Pour sa part, le bâtonnier de l’Ordre national des avocats de Guinée, Me Mamadou Souaré Diop, a mis en lumière la pertinence des thématiques abordées : « Les thématiques abordées au cours de ce WADME témoignent d’une grande pertinence, notamment la gouvernance minière et énergétique, la sécurité juridique, les fusions et acquisitions dans les industries extractives, la régulation du marché de l’électricité en Afrique de l’Ouest, les enjeux fiscaux, contractuels et sociaux des projets miniers, ainsi que l’impact de l’intelligence artificielle sur les métiers du droit. »

Il a également salué la diversité des profils des intervenants : « La qualité des intervenants issus d’horizons divers : institutions publiques, cabinets internationaux, entreprises du secteur et universités, constitue une richesse inestimable.
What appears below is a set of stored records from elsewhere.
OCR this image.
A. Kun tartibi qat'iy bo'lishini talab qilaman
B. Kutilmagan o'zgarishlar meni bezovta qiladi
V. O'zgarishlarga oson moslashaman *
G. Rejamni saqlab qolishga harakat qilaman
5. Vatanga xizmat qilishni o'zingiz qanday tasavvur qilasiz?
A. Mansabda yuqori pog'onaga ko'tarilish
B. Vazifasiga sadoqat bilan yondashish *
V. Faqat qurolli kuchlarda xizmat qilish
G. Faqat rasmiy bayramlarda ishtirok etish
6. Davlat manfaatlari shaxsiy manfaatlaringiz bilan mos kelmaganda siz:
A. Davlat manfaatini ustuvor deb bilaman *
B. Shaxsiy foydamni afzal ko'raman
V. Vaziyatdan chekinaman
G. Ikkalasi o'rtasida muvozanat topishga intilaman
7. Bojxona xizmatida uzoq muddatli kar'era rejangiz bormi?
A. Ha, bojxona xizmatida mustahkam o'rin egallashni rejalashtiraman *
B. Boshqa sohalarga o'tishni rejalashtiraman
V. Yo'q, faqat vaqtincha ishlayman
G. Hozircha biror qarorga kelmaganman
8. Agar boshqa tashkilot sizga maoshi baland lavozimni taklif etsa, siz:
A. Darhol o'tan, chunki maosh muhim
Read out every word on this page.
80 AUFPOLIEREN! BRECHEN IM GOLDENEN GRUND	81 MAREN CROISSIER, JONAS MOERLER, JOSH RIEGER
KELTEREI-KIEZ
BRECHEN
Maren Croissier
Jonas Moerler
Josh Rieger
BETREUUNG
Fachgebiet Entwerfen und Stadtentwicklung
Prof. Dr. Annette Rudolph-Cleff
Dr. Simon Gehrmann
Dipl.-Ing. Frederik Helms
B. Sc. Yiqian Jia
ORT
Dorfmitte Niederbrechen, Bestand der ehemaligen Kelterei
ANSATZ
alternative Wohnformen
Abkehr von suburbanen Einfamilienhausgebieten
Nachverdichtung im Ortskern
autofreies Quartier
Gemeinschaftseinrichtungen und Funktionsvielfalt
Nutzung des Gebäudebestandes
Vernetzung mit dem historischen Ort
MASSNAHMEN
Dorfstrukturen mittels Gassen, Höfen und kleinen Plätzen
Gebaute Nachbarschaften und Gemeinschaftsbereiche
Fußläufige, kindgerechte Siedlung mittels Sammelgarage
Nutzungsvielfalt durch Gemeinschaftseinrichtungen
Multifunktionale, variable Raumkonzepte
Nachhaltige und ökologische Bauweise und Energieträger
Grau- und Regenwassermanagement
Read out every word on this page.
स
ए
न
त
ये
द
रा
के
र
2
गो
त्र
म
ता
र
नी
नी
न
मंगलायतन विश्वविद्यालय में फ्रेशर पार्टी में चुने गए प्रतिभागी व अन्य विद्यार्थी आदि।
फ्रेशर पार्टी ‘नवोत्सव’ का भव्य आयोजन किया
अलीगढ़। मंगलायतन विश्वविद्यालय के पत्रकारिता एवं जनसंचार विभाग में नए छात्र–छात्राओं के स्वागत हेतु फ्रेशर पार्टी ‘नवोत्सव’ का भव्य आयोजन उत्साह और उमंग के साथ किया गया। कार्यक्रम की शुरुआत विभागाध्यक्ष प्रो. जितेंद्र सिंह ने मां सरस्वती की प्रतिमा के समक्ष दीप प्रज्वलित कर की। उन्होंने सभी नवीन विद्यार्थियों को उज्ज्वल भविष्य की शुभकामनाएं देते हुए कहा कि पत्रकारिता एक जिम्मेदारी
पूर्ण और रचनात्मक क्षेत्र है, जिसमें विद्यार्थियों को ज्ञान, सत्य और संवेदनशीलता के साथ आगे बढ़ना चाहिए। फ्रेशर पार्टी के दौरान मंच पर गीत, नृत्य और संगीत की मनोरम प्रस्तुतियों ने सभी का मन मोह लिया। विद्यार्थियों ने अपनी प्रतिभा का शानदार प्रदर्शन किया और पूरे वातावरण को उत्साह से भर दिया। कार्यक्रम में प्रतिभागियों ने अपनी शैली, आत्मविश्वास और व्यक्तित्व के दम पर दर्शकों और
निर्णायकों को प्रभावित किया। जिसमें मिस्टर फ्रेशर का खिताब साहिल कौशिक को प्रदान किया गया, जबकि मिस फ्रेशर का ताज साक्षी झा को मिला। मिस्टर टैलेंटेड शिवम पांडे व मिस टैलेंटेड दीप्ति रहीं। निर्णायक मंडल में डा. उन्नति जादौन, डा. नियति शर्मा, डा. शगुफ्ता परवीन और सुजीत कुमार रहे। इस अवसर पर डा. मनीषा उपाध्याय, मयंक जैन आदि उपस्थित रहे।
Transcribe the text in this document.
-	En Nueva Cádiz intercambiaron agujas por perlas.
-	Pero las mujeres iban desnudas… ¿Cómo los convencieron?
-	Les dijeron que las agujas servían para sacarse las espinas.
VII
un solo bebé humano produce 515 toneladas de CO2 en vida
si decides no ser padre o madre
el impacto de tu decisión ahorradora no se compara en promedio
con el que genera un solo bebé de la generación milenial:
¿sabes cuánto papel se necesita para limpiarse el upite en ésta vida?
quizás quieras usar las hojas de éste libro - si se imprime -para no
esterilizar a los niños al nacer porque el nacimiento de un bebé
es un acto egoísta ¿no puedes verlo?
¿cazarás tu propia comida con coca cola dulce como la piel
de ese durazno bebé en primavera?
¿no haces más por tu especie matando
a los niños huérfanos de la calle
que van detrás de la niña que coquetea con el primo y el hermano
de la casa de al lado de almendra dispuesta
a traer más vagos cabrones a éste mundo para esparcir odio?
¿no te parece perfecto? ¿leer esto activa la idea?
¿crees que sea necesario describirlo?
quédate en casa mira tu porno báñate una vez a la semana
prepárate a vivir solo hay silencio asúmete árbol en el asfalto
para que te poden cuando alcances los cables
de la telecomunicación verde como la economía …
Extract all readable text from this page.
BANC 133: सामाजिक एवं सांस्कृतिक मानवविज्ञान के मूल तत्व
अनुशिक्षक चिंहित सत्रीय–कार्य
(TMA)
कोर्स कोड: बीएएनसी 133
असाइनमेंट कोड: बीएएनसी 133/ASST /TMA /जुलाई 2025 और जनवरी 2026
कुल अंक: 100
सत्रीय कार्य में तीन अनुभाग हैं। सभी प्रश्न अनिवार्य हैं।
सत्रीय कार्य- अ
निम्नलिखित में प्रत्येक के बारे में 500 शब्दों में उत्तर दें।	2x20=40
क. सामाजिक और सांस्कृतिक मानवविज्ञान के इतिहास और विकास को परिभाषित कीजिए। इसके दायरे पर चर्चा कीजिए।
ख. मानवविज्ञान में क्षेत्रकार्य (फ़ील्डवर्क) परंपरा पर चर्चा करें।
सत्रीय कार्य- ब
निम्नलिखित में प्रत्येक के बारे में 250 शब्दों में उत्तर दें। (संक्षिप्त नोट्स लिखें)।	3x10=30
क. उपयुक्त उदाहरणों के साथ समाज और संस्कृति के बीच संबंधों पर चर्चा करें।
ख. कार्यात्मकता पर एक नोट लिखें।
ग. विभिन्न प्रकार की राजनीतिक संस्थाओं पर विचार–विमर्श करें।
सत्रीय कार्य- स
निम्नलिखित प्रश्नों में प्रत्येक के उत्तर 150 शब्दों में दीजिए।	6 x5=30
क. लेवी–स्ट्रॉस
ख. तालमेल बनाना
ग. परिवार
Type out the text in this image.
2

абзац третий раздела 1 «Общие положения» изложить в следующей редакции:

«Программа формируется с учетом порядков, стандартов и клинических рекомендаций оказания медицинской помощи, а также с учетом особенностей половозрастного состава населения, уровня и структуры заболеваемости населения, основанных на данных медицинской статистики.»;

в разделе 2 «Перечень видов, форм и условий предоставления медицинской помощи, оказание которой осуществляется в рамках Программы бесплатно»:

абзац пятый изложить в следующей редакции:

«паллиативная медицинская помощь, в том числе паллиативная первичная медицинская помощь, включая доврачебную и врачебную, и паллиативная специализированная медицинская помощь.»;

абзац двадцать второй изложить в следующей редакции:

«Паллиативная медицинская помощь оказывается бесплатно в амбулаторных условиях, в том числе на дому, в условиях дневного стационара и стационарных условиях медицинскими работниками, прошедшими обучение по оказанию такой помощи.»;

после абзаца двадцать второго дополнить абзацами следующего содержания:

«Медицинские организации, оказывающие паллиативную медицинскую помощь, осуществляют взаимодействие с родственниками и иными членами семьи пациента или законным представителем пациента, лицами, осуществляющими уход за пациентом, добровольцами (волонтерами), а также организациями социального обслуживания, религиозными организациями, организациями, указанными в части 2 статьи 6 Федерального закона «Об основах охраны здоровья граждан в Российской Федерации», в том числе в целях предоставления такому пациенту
Elle garantit des échanges approfondis, concrets et orientés vers des solutions. »

Prenant la parole, le ministre des Mines et de la Géologie, Bouna Sylla, a réaffirmé l’engagement de la Guinée : « En accueillant cet événement, la Guinée affirme non seulement la vitalité du débat juridique africain, mais aussi sa détermination à contribuer durablement à la construction d’un cadre juridique et institutionnel robuste au service des secteurs minier et énergétique. »

Il a également inscrit cette initiative dans la vision des autorités nationales, en l’occurrence le président de la République : « La tenue de cet événement le 1er mai, journée internationale du travail, s’inscrit pleinement dans la vision du Président de la République, le Général Mamadi Doumbouya, qui place le travail, la justice et la valorisation responsable des ressources naturelles au cœur de l’action publique. Le secteur minier et énergétique demeure un levier stratégique de souveraineté et de développement. Le gouvernement œuvre à la consolidation d’un cadre juridique stable, équitable et sécurisé, garantissant à la fois la protection des travailleurs, la sécurité des investissements et la préservation des intérêts nationaux. »

Ouvrant officiellement les travaux, le Garde des Sceaux, ministre de la Justice et des Droits de l’Homme, Ibrahima Sory 2 Tounkara, a salué l’importance de cette initiative : « Le WADME s’est incontestablement imposé comme un rendez-vous essentiel pour les professionnels du droit et les acteurs des secteurs miniers et énergétiques en Afrique. Cette plateforme d’échanges illustre parfaitement l’importance cruciale de l’articulation entre le droit, la justice et le développement économique de nos industries extractives. »

Il a enfin rendu hommage particulier aux organisateurs leur engagement constant: « Je tiens à saluer l’initiative et l’engagement constant des organisateurs, notamment l’Institut de formation et de l’expertise juridique ainsi que le Barreau de Guinée, pour leurs efforts visant à inscrire durablement cet événement dans l’agenda juridique africain. »

Il faut rappeler qu’à travers cette 4e édition, le WADME confirme son ambition de devenir un espace incontournable de réflexion stratégique pour un meilleur encadrement juridique des ressources naturelles en Afrique.